From Google spreadsheets to graphics on Instagram, lists of Black owned businesses are being touted as a way for consumers to show solidarity with the black community.
“They’ve always been here," says Tammy Martin-Ryles. "They’ve always been part of the community and you know this is not something new."
Martin-Ryles is president of the Black Chamber of Commerce Inland Empire, a high school science and business teacher and a small business owner. She says she has several genuinely caring questions for people who share the lists. Did the death of George Floyd really help people realize Black business is important to the economy? Or does it come from guilt and a reevaluation of Black people? Or something else?

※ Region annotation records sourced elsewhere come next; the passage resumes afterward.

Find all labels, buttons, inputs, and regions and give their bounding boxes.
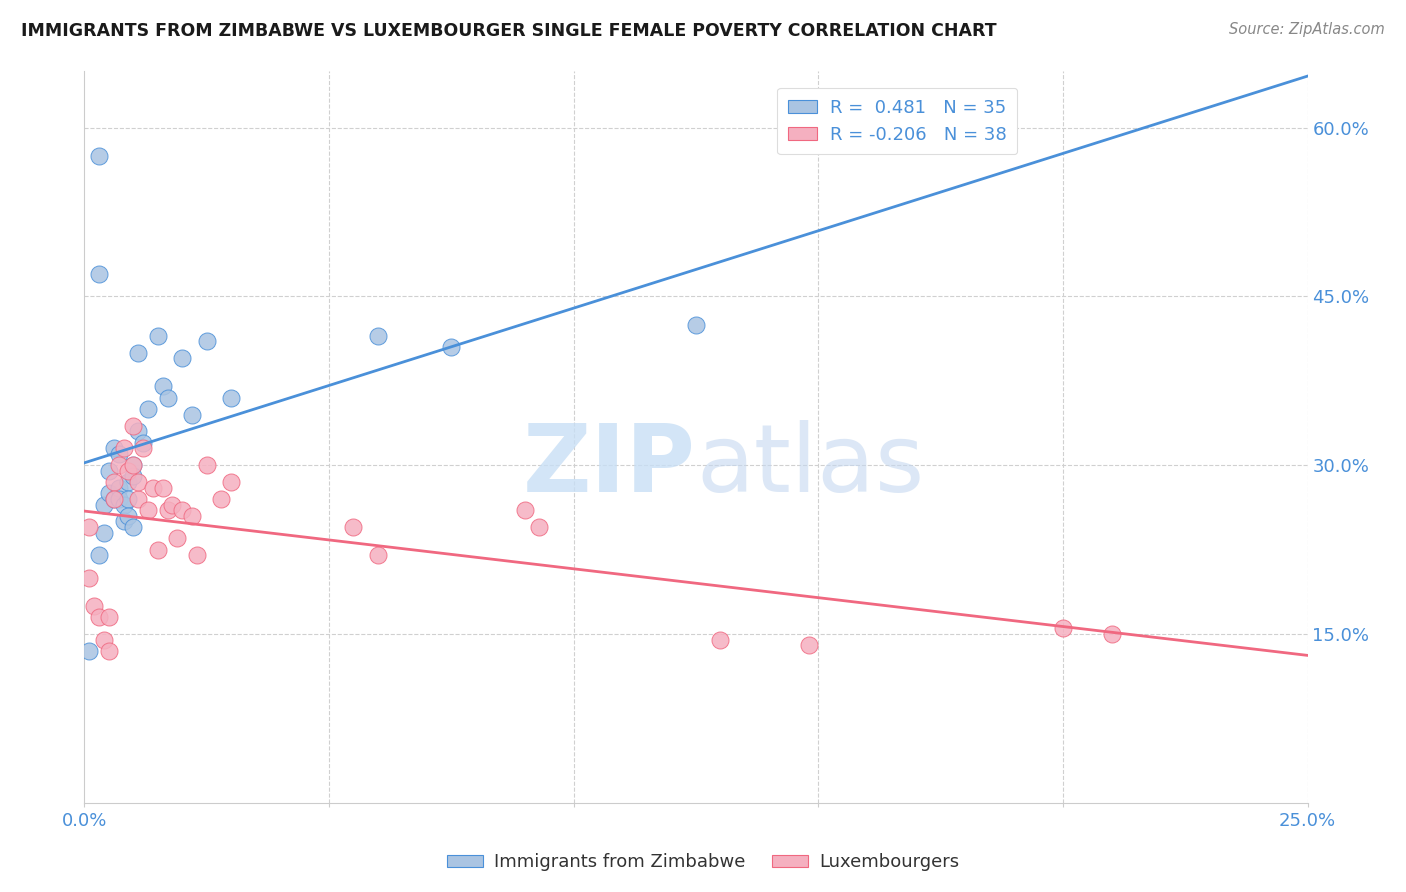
Point: [166, 532, 188, 546]
Point: [529, 520, 551, 534]
Point: [107, 481, 129, 495]
Point: [103, 475, 125, 489]
Point: [87, 548, 110, 562]
Point: [112, 515, 135, 529]
Point: [122, 520, 145, 534]
Point: [797, 638, 820, 652]
Point: [107, 458, 129, 473]
Point: [146, 328, 169, 343]
Point: [127, 345, 149, 359]
Text: atlas: atlas: [696, 420, 924, 512]
Point: [117, 491, 139, 506]
Point: [87, 267, 110, 281]
Point: [209, 491, 232, 506]
Point: [122, 458, 145, 473]
Point: [142, 481, 165, 495]
Text: IMMIGRANTS FROM ZIMBABWE VS LUXEMBOURGER SINGLE FEMALE POVERTY CORRELATION CHART: IMMIGRANTS FROM ZIMBABWE VS LUXEMBOURGER…: [21, 22, 997, 40]
Point: [513, 503, 536, 517]
Point: [83, 599, 105, 613]
Point: [97, 610, 120, 624]
Point: [172, 351, 194, 366]
Point: [709, 632, 731, 647]
Point: [1101, 627, 1123, 641]
Point: [117, 508, 139, 523]
Point: [117, 475, 139, 489]
Point: [127, 425, 149, 439]
Point: [103, 442, 125, 456]
Point: [195, 458, 218, 473]
Point: [181, 508, 204, 523]
Point: [685, 318, 707, 332]
Point: [146, 542, 169, 557]
Point: [152, 379, 174, 393]
Point: [107, 447, 129, 461]
Point: [156, 391, 179, 405]
Point: [122, 458, 145, 473]
Point: [186, 548, 208, 562]
Point: [87, 149, 110, 163]
Point: [93, 632, 115, 647]
Point: [440, 340, 463, 354]
Point: [87, 610, 110, 624]
Point: [156, 503, 179, 517]
Point: [172, 503, 194, 517]
Point: [127, 491, 149, 506]
Point: [162, 498, 184, 512]
Point: [127, 475, 149, 489]
Point: [77, 571, 100, 585]
Point: [122, 469, 145, 483]
Point: [219, 475, 242, 489]
Point: [93, 498, 115, 512]
Point: [195, 334, 218, 349]
Legend: R =  0.481   N = 35, R = -0.206   N = 38: R = 0.481 N = 35, R = -0.206 N = 38: [778, 87, 1017, 154]
Point: [77, 644, 100, 658]
Point: [103, 491, 125, 506]
Point: [97, 486, 120, 500]
Point: [342, 520, 364, 534]
Point: [112, 498, 135, 512]
Point: [93, 525, 115, 540]
Point: [367, 328, 389, 343]
Legend: Immigrants from Zimbabwe, Luxembourgers: Immigrants from Zimbabwe, Luxembourgers: [440, 847, 966, 879]
Point: [132, 442, 155, 456]
Point: [122, 418, 145, 433]
Point: [367, 548, 389, 562]
Point: [181, 408, 204, 422]
Point: [112, 442, 135, 456]
Point: [97, 464, 120, 478]
Text: Source: ZipAtlas.com: Source: ZipAtlas.com: [1229, 22, 1385, 37]
Point: [152, 481, 174, 495]
Point: [97, 644, 120, 658]
Point: [103, 491, 125, 506]
Point: [136, 401, 159, 416]
Point: [1052, 621, 1074, 635]
Point: [77, 520, 100, 534]
Point: [136, 503, 159, 517]
Point: [117, 464, 139, 478]
Point: [132, 435, 155, 450]
Text: ZIP: ZIP: [523, 420, 696, 512]
Point: [107, 491, 129, 506]
Point: [219, 391, 242, 405]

Darren Conkerite, a Riverside business owner whose café was among those being shared online, thinks the lists are necessary for people to realize what’s in the community.
“I love the lists," says Conkerite. "I think that the community maybe should have made a list you know years ago to show where certain types of businesses are and different people can get support from them."
His 24-year-old cafe Back 2 the Grind is one that survived the shutdown and has started reopening. But this hasn’t been the case for all.
Not only have African Americans been disproportionally effected by COVID-19, the number of working Black businesses decreased by over 40 percent nationally from February to April—the highest of any racial group.
Which is why Martin-Ryles, says the chamber is not only providing webinars on how to successfully operate during the pandemic but hope.
“We have to make sure that people have hope," says Martin-Ryles. "And know that people are here and we care and we’re all in this together with this COVID-19 and the quarantine and everything else that’s going on.”